Dorische - Ionische - Korinthische Bouwstijl
De Dorische bouwstijl is de oudste van de 3 bouworden uit de Griekse oudheid.
- Zeer statig en strak: de zuilen hebben relatief weinig versieringen.
- Door gladde horizontale stroken op het kapiteel en de brede bouwvorm ziet kolom er massief uit.
- De zuil staat op de vloer, een basisstuk ontbreekt.
- Op de schacht zijn verticale strepen (cannelures) aangebracht.
- Alleen het fries, de tweede rand boven de pilaar, heeft versieringen zoals trigliefen en metopen. Dit zijn drie verticale strepen en vierkante panelen met daarop soms een voorstelling afgebeeld.
Bekende voorbeelden van de Dorische bouwstijl:
Tempel gewijd aan de Griekse godin Hera in de Romeinse stad Paestum (Zuid Italië) en het Parthenon in Athene.

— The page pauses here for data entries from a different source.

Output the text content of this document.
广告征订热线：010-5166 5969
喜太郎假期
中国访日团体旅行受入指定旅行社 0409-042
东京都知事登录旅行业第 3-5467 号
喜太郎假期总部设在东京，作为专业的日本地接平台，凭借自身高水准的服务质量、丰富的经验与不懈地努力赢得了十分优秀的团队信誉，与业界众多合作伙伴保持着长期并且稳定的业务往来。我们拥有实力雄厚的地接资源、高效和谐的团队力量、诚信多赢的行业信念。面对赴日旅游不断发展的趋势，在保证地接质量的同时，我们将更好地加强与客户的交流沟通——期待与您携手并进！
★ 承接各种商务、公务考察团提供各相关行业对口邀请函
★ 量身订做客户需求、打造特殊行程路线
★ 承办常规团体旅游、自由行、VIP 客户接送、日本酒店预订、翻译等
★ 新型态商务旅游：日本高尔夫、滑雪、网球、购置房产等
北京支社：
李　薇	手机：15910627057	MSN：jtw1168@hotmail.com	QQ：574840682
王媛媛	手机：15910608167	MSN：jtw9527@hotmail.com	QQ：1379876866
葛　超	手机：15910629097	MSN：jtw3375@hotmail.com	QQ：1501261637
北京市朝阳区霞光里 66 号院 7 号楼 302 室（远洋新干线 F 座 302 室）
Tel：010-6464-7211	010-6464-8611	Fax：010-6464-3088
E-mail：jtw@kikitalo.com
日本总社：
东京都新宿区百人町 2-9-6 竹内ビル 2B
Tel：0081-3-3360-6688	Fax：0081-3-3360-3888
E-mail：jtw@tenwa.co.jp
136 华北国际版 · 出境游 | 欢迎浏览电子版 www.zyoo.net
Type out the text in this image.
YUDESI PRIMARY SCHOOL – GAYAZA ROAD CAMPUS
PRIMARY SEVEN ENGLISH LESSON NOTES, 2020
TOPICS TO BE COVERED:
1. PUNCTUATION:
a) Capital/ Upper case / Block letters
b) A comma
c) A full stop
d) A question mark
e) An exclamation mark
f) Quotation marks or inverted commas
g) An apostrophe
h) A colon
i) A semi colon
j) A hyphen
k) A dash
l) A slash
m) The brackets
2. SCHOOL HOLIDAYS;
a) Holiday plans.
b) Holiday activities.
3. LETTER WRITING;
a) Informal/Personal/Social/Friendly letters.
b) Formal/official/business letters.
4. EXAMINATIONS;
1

Vergeleken met de Dorische bouwstijl is de kolom van een Ionische zuil vrij slank met diepe groeven:
- De elegante zuil heeft wel een voetstuk en een decoratief kapiteel.
- De zijkanten van dit bovenstuk vormen naar beneden hangende krullen, ook wel voluten genoemd.
- Op het fries is ook reliëfwerk aangebracht, maar de trigliefen ontbreken.
- Door een lange en smalle schacht oogt de pilaar hoog en monumentaal.
Bekende voorbeelden van de Ionische bouwstijl:
Kleine Nikétempel van Athene en de Zuilen van de Apollotempel in Didyma, in Turkije.
De Korinthische bouwstijl is de ‘jongste’ van de drie stijlen. Deze ontstond weliswaar in Griekenland, maar werd vooral veel gebruikt bij de Romeinen. Kenmerkend zijn de weelderige versieringen zoals de acanthusbladeren op het kapiteel.
Bekende voorbeelden van de Korinthische bouwstijl: Zuilen van de tempel van de Olympische god Zeus in Athene en het Pantheon in Rome.
Romeinse bouwstijlen
Bij de Grieken werden pilaren/zuilen vooral gebruikt als bouwelement. Deze hadden een dragende functie.
De Romeinen gingen deze bouwstijlen ook toepassen in hun gebouwen, maar gebruikten ze vaak alleen als decoratie. De Romeinen ontwikkelden de Toscaanse zuil en de Composietzuil.
De Toscaanse zuil is typerend voor de Romeinen. Het is een variant van de Dorische zuil want het kapiteel is niet versierd. De schaaft heeft geen groeven en staat wel op een soort voetstuk. Ze zijn gemakkelijk te herkennen aan hun gladde vorm.
De Composietzuil is een versmelting van de Ionische en de Korinthische bouwstijl. Dit kan men zien aan het kapiteel, een combinatie van voluten en acanthusbladeren. Het is een smalle zuil en staat op een voetstuk. Aangezien de Romeinen voorkeur gaven aan decoratieve elementen, gaven zij voorkeur aan de composietzuil.